48.: Von wegen Vorentscheidung! Toronto ist plötzlich da. Ein bärenstarkes Comeback gibt Patterson die Chance, 19 Sekunden vor Schluss für den Ausgleich zu sorgen. Doch der Forward vergibt zwei Freiwürfe! Pierce sorgt schließlich für die Entscheidung.

Brooklyn Nets vs. Toronto Raptors: Hier geht's zum BOXSCORE

Der Star des Spiels: Deron Williams. Diesen D-Will hat man in Brooklyn bisher viel zu selten gesehen. Der viel gescholtene Spielmacher scheint hundertprozentig fit für die Playoffs zu sein, jedenfalls ist er stark genug, einen guten Verteidiger wie Kyle Lowry immer wieder wie einen Schuljungen aussehen zu lassen.

War er auf dem Court, war Williams an praktisch jedem Angriff entscheidend beteiligt, ob als Initiator der Offense, entscheidender Passgeber oder Scorer. Positiv hervorzuheben ist zudem die mehr als solide Defense. Das war in der Vergangenheit auch keine Selbstverständlichkeit.
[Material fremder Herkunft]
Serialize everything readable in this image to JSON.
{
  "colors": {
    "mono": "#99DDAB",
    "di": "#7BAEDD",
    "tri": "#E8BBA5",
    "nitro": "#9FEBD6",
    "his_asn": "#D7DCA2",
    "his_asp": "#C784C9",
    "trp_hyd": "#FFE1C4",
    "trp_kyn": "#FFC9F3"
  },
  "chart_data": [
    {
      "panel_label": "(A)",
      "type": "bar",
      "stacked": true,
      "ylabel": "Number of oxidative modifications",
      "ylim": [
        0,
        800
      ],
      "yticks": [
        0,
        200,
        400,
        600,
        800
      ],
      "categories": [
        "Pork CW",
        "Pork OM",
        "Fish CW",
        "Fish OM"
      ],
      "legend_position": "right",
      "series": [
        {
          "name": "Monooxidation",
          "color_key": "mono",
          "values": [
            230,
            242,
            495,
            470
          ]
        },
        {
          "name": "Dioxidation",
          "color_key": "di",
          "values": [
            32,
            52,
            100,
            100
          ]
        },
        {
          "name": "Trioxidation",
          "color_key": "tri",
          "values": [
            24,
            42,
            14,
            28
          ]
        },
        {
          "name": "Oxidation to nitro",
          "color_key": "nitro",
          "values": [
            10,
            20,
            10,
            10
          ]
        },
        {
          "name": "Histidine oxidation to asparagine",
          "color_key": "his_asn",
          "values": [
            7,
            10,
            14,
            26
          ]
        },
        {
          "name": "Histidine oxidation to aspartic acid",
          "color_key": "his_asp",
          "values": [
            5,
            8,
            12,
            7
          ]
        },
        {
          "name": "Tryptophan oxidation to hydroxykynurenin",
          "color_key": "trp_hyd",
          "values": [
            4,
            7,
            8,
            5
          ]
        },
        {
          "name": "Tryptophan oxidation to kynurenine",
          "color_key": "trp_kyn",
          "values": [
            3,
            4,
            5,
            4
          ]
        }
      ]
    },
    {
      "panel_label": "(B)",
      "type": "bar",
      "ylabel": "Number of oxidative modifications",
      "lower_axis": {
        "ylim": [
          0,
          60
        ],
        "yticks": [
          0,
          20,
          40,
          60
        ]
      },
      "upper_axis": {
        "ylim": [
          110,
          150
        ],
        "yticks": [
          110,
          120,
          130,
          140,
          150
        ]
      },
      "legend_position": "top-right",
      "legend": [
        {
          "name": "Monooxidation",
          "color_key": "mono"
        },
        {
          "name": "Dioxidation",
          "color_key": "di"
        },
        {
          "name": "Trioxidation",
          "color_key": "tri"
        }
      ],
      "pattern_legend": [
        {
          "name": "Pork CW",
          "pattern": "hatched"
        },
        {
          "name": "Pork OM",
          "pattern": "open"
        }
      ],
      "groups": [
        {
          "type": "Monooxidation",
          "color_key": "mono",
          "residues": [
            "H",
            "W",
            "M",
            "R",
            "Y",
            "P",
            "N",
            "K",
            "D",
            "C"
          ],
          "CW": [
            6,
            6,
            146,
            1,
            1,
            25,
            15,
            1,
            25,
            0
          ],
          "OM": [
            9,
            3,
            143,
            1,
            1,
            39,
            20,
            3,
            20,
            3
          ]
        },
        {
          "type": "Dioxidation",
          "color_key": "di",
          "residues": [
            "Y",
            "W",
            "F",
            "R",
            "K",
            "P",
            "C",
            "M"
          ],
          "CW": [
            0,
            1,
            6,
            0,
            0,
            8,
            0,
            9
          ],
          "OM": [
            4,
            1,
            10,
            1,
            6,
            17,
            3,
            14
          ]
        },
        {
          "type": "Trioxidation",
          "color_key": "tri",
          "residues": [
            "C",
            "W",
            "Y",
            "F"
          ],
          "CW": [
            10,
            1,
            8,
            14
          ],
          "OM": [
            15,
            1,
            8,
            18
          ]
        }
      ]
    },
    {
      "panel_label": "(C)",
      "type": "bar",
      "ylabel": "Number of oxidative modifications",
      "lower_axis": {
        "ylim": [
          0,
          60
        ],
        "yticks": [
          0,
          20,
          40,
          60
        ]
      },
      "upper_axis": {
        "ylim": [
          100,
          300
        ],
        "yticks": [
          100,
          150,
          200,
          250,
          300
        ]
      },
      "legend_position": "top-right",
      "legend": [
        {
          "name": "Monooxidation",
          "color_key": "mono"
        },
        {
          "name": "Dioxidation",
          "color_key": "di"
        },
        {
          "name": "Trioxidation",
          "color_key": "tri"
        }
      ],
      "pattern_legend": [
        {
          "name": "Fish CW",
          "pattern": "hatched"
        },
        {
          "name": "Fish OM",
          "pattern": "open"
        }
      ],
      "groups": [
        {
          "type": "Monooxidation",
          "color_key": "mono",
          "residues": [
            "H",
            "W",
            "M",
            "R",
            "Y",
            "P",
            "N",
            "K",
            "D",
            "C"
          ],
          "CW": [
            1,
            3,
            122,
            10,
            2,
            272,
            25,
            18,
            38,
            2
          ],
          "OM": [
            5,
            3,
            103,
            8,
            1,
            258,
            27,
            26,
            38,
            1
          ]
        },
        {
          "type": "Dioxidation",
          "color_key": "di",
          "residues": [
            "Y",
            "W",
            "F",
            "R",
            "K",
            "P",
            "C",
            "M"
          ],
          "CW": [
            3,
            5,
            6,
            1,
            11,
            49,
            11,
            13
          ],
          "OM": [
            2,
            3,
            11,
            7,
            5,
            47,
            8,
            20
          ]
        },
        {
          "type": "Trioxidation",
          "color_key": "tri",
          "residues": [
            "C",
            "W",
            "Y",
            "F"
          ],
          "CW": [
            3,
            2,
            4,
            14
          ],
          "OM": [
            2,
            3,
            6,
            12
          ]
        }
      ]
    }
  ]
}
Nur die zwei vergebenen Freiwürfe in der Crunchtime schmälern die Leistung ein wenig.

Der Flop des Spiels: Terrence Ross hatte schon in Toronto große Probleme bei seinen ersten Playoff-Spielen und traf nur zwei seiner zwölf Würfe. In Brooklyn ging der Start gleich wieder in die Hose. Ein Fehlwurf aus der Mitteldistanz, ein vergebener Layup nach tollem Drive und ein Pass ins Niemandsland: So holt man sich sein Selbstvertrauen nicht zurück.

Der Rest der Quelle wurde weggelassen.